Por el departamento de Mila ya pasaron unas 25 personas de distintos países del mundo pero más allá de la cuestión numérica ella rescata el factor humano: “De todos aprendí algo. Aclaro que jamás tuve una experiencia negativa si bien algunas son mejores que otras. En general, la gente es muy respetuosa y he aprendido sobre idiomas, costumbres, comidas, geografía, de todo”.
Lo cierto es que al recibir viajeros también se generan vínculos de amistad y muchos de los visitantes ofrecen sus hogares aunque no tienen obligación de hacerlo. “La mayoría de las personas que han pasado por mi casa me han ofrecido la suya y en algunos casos ya he retribuido tal gesto de amistad”, confiesa Samuel Cil, 33 años, egresado universitario y miembro activo desde 2009.
Lucho tiene planes de viajar a Brasil y luego pasar por Bolivia, continuar hacia Perú e intentar alcanzar México, siempre a través de la red de contactos de CS. Además, recibió invitaciones para ir a Puerto Rico y otra muy especial “para visitar Alemania con pasaje pago, cortesía de mi primera amiga de Couch en forma de agradecimiento por la ayuda y el tiempo brindado a ella durante su estadía en Córdoba”.

Experiencias seguras

La buena onda de los participantes hace que el éxito esté prácticamente garantizado de antemano. Sin embargo, CS cuenta con un sistema de validación y referencias que permite conocer los antecedentes del viajero o del posible anfitrión para evitar sorpresas desagradables.

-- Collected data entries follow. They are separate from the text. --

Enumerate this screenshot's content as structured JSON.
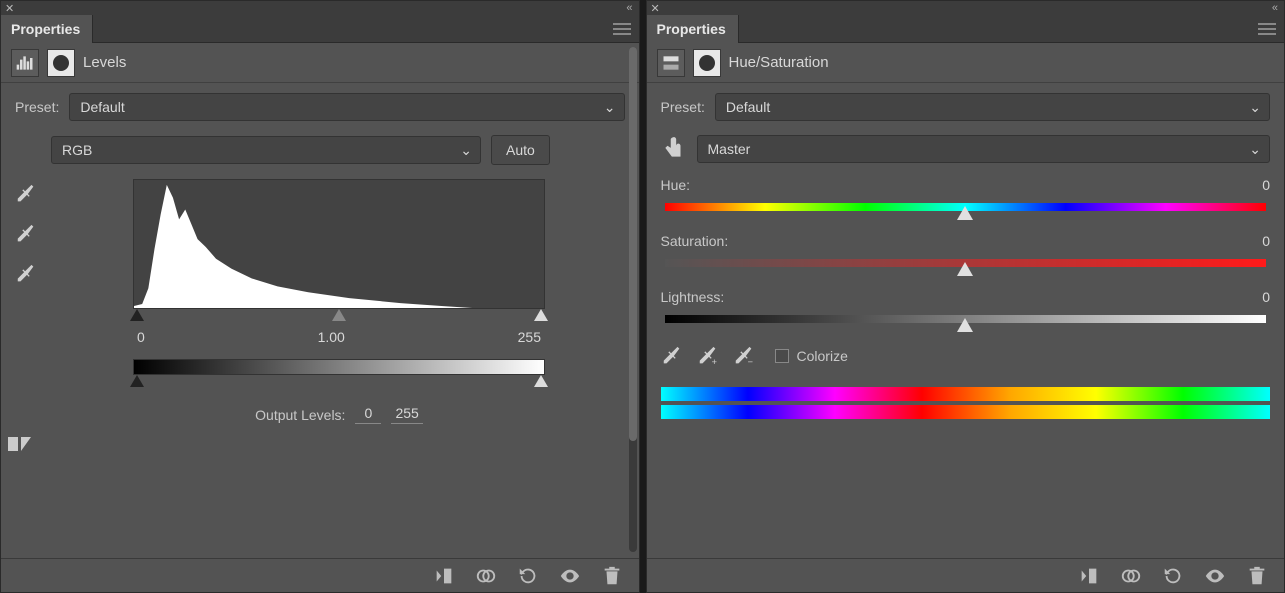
{
  "left": {
    "tab_title": "Properties",
    "adjustment_title": "Levels",
    "preset_label": "Preset:",
    "preset_value": "Default",
    "channel_value": "RGB",
    "auto_label": "Auto",
    "input_black": "0",
    "input_gamma": "1.00",
    "input_white": "255",
    "output_label": "Output Levels:",
    "output_black": "0",
    "output_white": "255"
  },
  "right": {
    "tab_title": "Properties",
    "adjustment_title": "Hue/Saturation",
    "preset_label": "Preset:",
    "preset_value": "Default",
    "range_value": "Master",
    "hue_label": "Hue:",
    "hue_value": "0",
    "sat_label": "Saturation:",
    "sat_value": "0",
    "light_label": "Lightness:",
    "light_value": "0",
    "colorize_label": "Colorize"
  }
}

El más utilizado consiste en revisar el perfil del candidato para saber las opiniones positivas o negativas que recibió de experiencias anteriores. Cada miembro califica a la persona con la que compartió la estadía y esa información queda disponible para que los demás usuarios de la comunidad puedan estimar el nivel de confianza del participante y valorar su hospitalidad.
“Es normal estar miedoso o inseguro ante la primera oportunidad pero después de la primera experiencia se aprende mucho. Además siempre se puede recurrir a otros miembros locales para asesorarte de onda”, dice Samuel. Mila cree que no hay motivos para preocuparse si uno está atento al sistema de referencias: “He tenido alrededor de 60 experiencias en CS y nunca me pasó nada negativo. Es cierto que se necesita tener la mente abierta y buena disposición, pero es de lo mejor que he hecho en mi vida”.